From a petrological point of view Shatsky Rise presents a basaltic province in which plagioclase-clinopyroxene intergrowths are well developed, from the early crystallization of mottles with ophitic textures (Hole U1349A) to the formation of sparse phenocrysts and glomerocrysts (Holes 1213B, U1347A, and U1350A) to the quench stage and the stage of coarser grained crystallization in the interiors of flows and pillows (all holes). This petrographic attribute is evident even among the rare and tiny quench crystals in the one glassy sample recovered among the hyaloclastites of Hole U1348A. The basalts of Holes U1346A and especially U1349A are more primitive than others, carrying fairly abundant olivine and Cr spinel, and yet the plagioclase-clinopyroxene intergrowths even occur in the altered glass margins of these rocks. The above observations indicate that, at all stages of crystallization, the temperature interval between onset of plagioclase crystallization and that of clinopyroxene is negligible. Experimentally, this is not a usual feature of MORB at low pressure, with the exception of the melt containing significant dissolved water. A range of temperatures may have existed, and that will be determined by onshore mineral studies, but in all cases plagioclase and clinopyroxene crystallized cotectically.

Although some of the basalt at Hole U1349A can be termed picritic, these rocks from the Shatsky Rise differ from the only well-documented picrite found on modern spreading ridges. More evolved olivine tholeiite from drill sites on the Mid-Atlantic Ridge still has an obvious gap in crystallization temperature at all cooling rates between plagioclase and later clinopyroxene. As MORB-like as Shatsky Rise basalt may be in its geochemistry, in this one respect, it is different.

Alteration

Basaltic rocks forming the Shatsky Rise oceanic plateau have all undergone pervasive fluid-rock interaction, with lateral and vertical variations in degree and conditions of alteration (i.e., temperature, redox, and fluid composition). Overall alteration at Shatsky Rise occurred under relatively low temperature and relatively oxidizing conditions, resulting in a slight to complete replacement of primary phases (glassy mesostasis, olivine, plagioclase, and pyroxene) by clay minerals (i.e., smectites). Calcite and pyrite are also common secondary minerals at Shatsky Rise, replacing primary phases and filling vesicles, veins, and voids. Other alteration minerals at Shatsky Rise commonly include zeolites, rare hematite, and chlorite.

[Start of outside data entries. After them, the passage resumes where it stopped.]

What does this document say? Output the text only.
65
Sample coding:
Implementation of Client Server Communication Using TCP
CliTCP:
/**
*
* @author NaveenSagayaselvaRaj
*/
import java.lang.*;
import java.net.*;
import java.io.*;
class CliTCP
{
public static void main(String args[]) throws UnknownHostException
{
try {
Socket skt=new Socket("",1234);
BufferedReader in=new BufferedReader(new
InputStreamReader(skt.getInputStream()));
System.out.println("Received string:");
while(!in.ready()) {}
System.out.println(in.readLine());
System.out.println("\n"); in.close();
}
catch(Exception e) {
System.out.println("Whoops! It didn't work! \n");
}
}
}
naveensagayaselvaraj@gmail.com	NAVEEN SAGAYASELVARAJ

Predominant alteration of Shatsky Rise basalts is a gray alteration, resulting from interaction of basalts with seawater-derived fluids under anoxic-suboxic conditions at low-temperature and low water-rock ratios. This alteration type was encountered at Sites U1346, U1347, and U1350 and affected the basalts to various degrees (from slight to high). Primary phases (olivine and glassy mesostasis) are commonly replaced by clay minerals (i.e., montmorillonite, nontronite, and saponite), whereas pyroxene and plagioclase are generally well preserved. Fresh titanomagnetite is also present in lava flow interiors at these sites when alteration degree is <50%. Significant fresh glass was commonly observed on flow and pillow margins of Holes U1347A and U1350A and more rarely in Hole U1346A. Predominance of calcite and pyrite at these sites also suggests interaction of the basalts with CO2- and S-rich fluids.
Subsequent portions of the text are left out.